During the later Clinton years, from 1996 to 2000, wages gained an average of 0.53 points of GDP every year. If we treat that as an upper limit to how hot we can run the economy, we’d have to keep that blistering pace going for roughly 11 consecutive years to even match the levels of 1980.
There is basically zero chance that rate could be sustained for that long before a recession hit. Indeed, it’s hard to imagine that we can even hit that rate at all, let alone maintain it. Since 2008, growth has been extremely sluggish and wages stuck in neutral — we’re six years into the recovery and jobs are just starting to be created with any momentum. It’s time to move past wages as the only source of economic security for average people. It’s time to boost non-wage income.
Now, this is not to say that full employment should not also be a goal of economic policy (it should). On the contrary, transfers reinforce full employment. By putting purchasing power into the hands of people likely to spend it, demand, growth, and job creation will be strengthened, and marginal workers will be pulled into the labor market.
That’s why the new plan from House Democrats is so encouraging. It seems they are finally beginning to internalize the fact that American workers have been left behind for over a generation, and proposing the kind of brute-force transfer policies that could actually make a difference. This “action plan,” outlined by Rep. Chris Van Hollen (D-Md.), includes a $1,000 tax cut for workers making less than $100,000 a year, incentives for corporations to share with employees the benefits of productivity increases, a boost in the child tax credit, and a few other goodies for the lower- to middle-class, all paid for by an increase in taxes on capital income, particularly a financial transactions tax.
I’d prefer that these policies came through straightforward transfers rather than hiding them in the tax code, but this is a massive improvement over typical milquetoast Democratic policy. The bottom half of the income distribution ladder doesn’t have enough money, so we should give them some. Simple as that.

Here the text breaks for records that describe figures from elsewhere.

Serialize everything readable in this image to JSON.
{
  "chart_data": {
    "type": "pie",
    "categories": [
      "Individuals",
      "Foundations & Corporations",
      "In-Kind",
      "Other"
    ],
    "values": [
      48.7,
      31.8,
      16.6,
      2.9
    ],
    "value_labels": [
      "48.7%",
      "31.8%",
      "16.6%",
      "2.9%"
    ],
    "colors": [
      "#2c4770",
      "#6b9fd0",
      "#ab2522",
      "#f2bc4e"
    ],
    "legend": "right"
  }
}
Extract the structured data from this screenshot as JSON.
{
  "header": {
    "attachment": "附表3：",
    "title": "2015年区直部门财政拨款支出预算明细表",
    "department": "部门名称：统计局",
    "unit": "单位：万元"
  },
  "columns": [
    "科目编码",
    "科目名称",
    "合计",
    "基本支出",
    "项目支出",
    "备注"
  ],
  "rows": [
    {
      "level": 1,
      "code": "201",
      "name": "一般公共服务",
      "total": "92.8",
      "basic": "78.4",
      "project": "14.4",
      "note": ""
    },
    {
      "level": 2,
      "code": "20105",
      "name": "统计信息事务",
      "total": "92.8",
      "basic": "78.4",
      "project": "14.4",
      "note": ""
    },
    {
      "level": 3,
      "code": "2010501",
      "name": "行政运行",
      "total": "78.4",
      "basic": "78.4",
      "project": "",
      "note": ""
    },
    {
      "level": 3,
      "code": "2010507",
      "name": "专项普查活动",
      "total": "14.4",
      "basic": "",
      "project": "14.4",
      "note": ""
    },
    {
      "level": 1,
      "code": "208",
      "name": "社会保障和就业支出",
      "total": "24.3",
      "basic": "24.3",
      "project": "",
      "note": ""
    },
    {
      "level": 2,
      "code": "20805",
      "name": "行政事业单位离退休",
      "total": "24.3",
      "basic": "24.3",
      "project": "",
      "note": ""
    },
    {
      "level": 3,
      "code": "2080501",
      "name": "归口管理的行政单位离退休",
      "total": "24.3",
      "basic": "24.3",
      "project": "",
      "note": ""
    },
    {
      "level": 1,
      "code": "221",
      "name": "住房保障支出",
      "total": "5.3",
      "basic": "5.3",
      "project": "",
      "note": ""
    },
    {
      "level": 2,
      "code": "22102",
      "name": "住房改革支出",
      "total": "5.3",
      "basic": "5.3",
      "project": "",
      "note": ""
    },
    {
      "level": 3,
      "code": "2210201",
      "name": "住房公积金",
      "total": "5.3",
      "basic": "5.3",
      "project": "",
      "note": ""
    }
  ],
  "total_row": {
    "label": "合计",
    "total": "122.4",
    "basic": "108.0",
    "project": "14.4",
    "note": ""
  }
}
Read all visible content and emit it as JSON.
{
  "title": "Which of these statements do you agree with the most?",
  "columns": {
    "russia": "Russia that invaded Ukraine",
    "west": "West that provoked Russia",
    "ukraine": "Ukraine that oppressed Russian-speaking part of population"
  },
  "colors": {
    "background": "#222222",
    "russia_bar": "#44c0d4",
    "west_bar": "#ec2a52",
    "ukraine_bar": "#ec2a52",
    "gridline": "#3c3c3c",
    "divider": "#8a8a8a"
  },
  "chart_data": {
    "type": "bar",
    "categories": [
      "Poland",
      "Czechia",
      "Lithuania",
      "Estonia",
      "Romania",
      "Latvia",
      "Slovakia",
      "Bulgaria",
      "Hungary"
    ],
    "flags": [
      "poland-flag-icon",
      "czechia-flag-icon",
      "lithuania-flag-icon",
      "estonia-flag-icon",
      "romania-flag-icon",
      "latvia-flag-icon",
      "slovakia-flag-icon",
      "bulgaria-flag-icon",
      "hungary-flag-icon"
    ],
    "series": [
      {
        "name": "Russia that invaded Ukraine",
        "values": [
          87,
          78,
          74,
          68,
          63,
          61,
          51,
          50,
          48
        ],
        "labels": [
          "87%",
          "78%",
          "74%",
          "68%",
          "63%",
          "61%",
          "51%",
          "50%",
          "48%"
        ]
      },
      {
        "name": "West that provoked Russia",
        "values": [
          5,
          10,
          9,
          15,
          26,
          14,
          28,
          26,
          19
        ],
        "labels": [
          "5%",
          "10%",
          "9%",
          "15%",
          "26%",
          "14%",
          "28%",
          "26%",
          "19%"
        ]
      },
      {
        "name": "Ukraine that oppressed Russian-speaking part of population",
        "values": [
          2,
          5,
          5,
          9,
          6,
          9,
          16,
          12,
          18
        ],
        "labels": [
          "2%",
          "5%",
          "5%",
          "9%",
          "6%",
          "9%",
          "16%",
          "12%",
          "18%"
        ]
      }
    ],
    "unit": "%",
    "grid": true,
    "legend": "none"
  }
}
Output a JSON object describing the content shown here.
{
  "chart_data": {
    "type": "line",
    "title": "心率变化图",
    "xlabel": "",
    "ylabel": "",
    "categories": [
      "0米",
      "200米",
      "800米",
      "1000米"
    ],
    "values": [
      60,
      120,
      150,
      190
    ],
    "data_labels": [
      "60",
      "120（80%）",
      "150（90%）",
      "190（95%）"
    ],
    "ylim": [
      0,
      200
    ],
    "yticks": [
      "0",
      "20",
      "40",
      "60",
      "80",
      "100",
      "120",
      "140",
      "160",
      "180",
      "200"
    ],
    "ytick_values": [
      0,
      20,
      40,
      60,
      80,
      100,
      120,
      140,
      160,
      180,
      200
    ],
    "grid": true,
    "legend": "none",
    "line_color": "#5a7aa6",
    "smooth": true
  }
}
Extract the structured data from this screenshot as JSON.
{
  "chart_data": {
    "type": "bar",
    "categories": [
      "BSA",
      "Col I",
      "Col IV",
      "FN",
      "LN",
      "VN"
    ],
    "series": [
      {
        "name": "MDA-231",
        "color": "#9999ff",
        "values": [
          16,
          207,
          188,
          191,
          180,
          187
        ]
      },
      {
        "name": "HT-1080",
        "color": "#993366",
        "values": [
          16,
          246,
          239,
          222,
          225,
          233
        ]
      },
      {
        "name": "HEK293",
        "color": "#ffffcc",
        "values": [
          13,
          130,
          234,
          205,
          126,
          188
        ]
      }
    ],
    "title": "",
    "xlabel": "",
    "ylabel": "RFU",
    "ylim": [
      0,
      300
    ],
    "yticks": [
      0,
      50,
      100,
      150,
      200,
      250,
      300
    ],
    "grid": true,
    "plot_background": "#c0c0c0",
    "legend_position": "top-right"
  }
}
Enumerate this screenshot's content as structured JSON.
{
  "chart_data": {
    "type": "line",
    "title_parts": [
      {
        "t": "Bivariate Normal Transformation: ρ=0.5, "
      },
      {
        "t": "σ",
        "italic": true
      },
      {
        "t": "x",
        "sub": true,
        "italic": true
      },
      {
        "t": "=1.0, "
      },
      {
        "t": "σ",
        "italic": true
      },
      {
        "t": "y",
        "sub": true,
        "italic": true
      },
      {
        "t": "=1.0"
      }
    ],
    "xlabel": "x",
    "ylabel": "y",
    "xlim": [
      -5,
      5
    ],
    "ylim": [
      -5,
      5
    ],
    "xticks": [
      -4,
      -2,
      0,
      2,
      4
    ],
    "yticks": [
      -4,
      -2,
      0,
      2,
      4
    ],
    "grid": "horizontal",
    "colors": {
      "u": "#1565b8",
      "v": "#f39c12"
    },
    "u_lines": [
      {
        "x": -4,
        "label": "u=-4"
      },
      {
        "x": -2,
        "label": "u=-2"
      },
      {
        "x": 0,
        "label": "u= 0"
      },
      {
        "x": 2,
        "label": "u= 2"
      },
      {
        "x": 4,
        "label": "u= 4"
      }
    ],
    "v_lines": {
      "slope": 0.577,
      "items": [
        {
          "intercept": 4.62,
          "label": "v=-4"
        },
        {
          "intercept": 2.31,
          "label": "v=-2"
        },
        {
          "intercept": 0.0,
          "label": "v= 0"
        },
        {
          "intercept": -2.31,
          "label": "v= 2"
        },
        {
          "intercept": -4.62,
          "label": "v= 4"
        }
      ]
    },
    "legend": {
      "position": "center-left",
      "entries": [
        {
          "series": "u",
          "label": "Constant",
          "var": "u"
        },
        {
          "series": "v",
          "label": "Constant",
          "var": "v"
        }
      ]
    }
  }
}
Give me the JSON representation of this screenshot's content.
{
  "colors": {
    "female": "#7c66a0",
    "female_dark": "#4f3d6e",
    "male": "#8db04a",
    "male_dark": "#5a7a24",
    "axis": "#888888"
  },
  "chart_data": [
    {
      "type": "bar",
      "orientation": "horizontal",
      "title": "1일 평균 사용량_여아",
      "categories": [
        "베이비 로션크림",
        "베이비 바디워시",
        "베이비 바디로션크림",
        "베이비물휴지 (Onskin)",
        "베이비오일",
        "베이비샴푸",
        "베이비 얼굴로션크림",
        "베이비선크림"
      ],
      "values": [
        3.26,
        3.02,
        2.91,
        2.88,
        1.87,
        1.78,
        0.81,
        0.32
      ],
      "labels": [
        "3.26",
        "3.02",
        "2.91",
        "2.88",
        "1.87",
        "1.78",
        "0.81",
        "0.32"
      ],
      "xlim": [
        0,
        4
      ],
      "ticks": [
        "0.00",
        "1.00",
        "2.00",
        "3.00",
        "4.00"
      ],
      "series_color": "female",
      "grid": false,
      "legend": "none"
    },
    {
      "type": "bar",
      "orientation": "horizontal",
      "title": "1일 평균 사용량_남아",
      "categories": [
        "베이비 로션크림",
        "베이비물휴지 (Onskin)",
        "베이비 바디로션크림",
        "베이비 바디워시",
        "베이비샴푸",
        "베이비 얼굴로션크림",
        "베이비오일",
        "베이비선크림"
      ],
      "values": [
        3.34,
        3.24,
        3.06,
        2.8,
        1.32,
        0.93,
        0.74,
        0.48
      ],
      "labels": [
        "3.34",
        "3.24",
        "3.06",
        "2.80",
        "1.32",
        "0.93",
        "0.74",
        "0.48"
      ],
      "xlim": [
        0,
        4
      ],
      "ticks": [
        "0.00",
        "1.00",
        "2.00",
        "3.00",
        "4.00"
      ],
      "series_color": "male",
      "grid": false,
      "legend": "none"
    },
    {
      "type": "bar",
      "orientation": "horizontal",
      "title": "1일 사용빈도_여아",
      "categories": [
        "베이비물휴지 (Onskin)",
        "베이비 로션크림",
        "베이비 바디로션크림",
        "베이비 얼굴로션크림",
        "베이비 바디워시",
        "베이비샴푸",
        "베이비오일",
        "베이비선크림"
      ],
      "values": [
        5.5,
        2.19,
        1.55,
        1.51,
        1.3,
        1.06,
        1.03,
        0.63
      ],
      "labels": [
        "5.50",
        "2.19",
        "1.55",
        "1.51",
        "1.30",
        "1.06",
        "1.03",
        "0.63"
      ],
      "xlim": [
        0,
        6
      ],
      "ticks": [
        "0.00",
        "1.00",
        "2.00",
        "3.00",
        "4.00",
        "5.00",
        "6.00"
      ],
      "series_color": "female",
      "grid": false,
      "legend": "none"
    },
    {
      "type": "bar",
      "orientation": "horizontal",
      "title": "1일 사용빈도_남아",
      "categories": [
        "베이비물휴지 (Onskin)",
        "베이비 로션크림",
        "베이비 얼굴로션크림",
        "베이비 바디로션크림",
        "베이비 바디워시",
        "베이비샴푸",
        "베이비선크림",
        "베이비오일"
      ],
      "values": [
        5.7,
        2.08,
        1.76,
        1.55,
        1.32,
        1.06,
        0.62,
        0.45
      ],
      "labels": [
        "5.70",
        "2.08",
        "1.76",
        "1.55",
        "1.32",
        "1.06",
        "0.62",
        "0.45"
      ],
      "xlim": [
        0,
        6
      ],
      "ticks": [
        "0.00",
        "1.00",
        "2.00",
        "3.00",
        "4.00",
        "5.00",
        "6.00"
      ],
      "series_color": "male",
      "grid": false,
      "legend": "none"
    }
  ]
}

In particular, as Ed Kilgore notes, it’s very encouraging that this is coming from Van Hollen, a fairly centrist character with close ties to the Democratic leadership — not a member of the Congressional Progressive Caucus. It suggests that the party is figuring out what I’ve been arguing for months: that bold economic populism, centered on huge transfer programs, is the optimal way for Democrats to get the electoral victories they need to govern.